The final game of the Charlotte Hornets’ season Tuesday night was an absolute embarrassment — a heads-may-roll, nationally televised, cover-the-children’s-eyes debacle.
Indiana’s 144-117 win over Charlotte in the NBA play-in tournament was far worse even than the 27-point final margin. The Hornets played themselves right out of the NBA play-in tournament in the sort of humiliating performance that resembled the way they played for much of the 7-59 season of 2011-12.
Charlotte owner Michael Jordan has to be fuming after this quasi-playoff game, and he should be. It looked like the Hornets players didn’t want to be there and were intent on proving it by forgetting to read the Indiana scouting report.
It looked like Hornets coach James Borrego and his staff had absolutely no idea how to put the Hornets in position to win what was their first postseason game in five years. And It looked like Charlotte was ready and willing to concede a dunk or an uncontested three-point shot on every Indiana possession.
On TNT, Charles Barkley picked the Hornets to win the game just before tip-off. By halftime, Sir Charles was chuckling at his own idiocy.
After the game, Charlotte forward Miles Bridges said of Indiana: “They bullied us. There’s nothing else to say. Everyone watched the game. ... They played like they wanted to be in the playoffs and we didn’t. ... They whipped our a--.”
The game also reminded me of the Carolina Panthers’ playoff loss to Arizona in the 2008 postseason — the one where Carolina quarterback Jake Delhomme committed a mind-blowing six turnovers. Big game. Big stakes. Big flop. Arizona was 20 points ahead at halftime, and everyone knew it was over. This game was over by halftime, too, as Indiana led the Hornets by 24 at the break and by as many as 39 in the second half.
The mere fact that the Hornets lost?
That wasn’t unexpected. Indiana was favored, albeit by a modest two points. Charlotte staggered into the game having gone 0-5 over its final five contests.
Several of those Charlotte games, though, were extremely close, including the last two. This one was a fiasco.
Yes, you can say Charlotte didn’t have the injured Gordon Hayward, but the Pacers lost one of their best players in Caris LeVert just before the game due to health and safety protocols.
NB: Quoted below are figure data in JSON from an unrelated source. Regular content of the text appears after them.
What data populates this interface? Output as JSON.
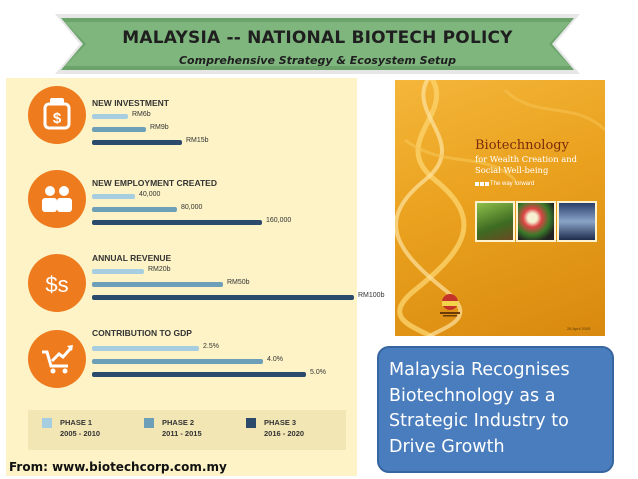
{
  "banner": {
    "title": "MALAYSIA -- NATIONAL BIOTECH POLICY",
    "subtitle": "Comprehensive Strategy & Ecosystem Setup"
  },
  "infographic": {
    "colors": {
      "phase1": "#a7cde0",
      "phase2": "#6d9fb9",
      "phase3": "#2c4a6b",
      "icon": "#ee7b1e",
      "background": "#fdf3c6"
    },
    "sections": [
      {
        "title": "NEW INVESTMENT",
        "icon": "money-bag-icon",
        "values": [
          6,
          9,
          15
        ],
        "labels": [
          "RM6b",
          "RM9b",
          "RM15b"
        ]
      },
      {
        "title": "NEW EMPLOYMENT CREATED",
        "icon": "people-icon",
        "values": [
          40000,
          80000,
          160000
        ],
        "labels": [
          "40,000",
          "80,000",
          "160,000"
        ]
      },
      {
        "title": "ANNUAL REVENUE",
        "icon": "currency-icon",
        "values": [
          20,
          50,
          100
        ],
        "labels": [
          "RM20b",
          "RM50b",
          "RM100b"
        ]
      },
      {
        "title": "CONTRIBUTION TO GDP",
        "icon": "cart-growth-icon",
        "values": [
          2.5,
          4.0,
          5.0
        ],
        "labels": [
          "2.5%",
          "4.0%",
          "5.0%"
        ]
      }
    ],
    "legend": [
      {
        "name": "PHASE 1",
        "years": "2005 - 2010"
      },
      {
        "name": "PHASE 2",
        "years": "2011 - 2015"
      },
      {
        "name": "PHASE 3",
        "years": "2016 - 2020"
      }
    ]
  },
  "source": "From: www.biotechcorp.com.my",
  "book": {
    "title": "Biotechnology",
    "subtitle": "for Wealth Creation and Social Well-being",
    "tagline": "The way forward",
    "date": "28 April 2005"
  },
  "callout": {
    "text": "Malaysia Recognises Biotechnology as a Strategic Industry to Drive Growth"
  }
}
They had far less time to adjust to that and, arguably, suffered through more overall injuries as a team this year than Charlotte did.
For the Hornets, LaMelo Ball looked like a lost 19-year-old teenager, with a startling plus-minus number of minus-35. Terry Rozier, who had to be great for Charlotte to have any chance, went 0 for 9 from three-point range. P.J. Washington and Devonte Graham, playing in a game where they most needed to come up big, came up small.
“There were very few high moments throughout this game,” Borrego said. “We just could not find our footing on either end of the floor. ... They punched us in the mouth early and kept going.”
“In a 30-point loss, there’s nothing that goes right,” said Cody Zeller, whose 7-for-7 shooting was a rare bright spot for Charlotte. “And nothing went right.”
This was one of the few Hornets games just about everyone could see on TV, due to the national telecast, although that blessing turned out to be a curse. TNT’s announcers were deservedly ruthless about the Hornets, ripping the team for the better part of two hours.
“A nightmare night,” said Spero Dedes, who did the play-by play. And: “As disheartening a performance for the Charlotte Hornets as anyone could have imagined.”
At halftime, Kenny Smith diagnosed how the Pacers kept getting the ball inside while the Hornets tiptoed around outside of the paint like it was made of lava. TNT analyst Greg Anthony said the Hornets “didn’t seem to have the energy, or really the understanding, of what you needed to bring from an intensity standpoint to this game. I know James Borrego has got to be disappointed with the effort.”
I know Jordan has to be disappointed with all of it.
The Hornets would have been the Eastern Conference’s No. 4 seed if the season had ended at the two-thirds mark. Instead, they plummeted all the way to No. 10 and then got waxed by an Indiana team they had gone 2-1 against in the regular season.
The Hornets on Tuesday night looked like a team that had one hand on the door right from tip-off, ready to go on a vacation that couldn’t come soon enough.
Does that erase all the good work the Hornets did this season? It does not.
Despite a shaky final 10 days of the season, Ball is a player who you can build around. Rozier, Miles Bridges and Jalen McDaniels took significant steps forward.
And the Hornets are back in the NBA lottery, just like usual, so maybe they will get lucky again. Next season shows promise, if they can get the offseason right.
But Tuesday night?
That’s going to leave a scar. A big one.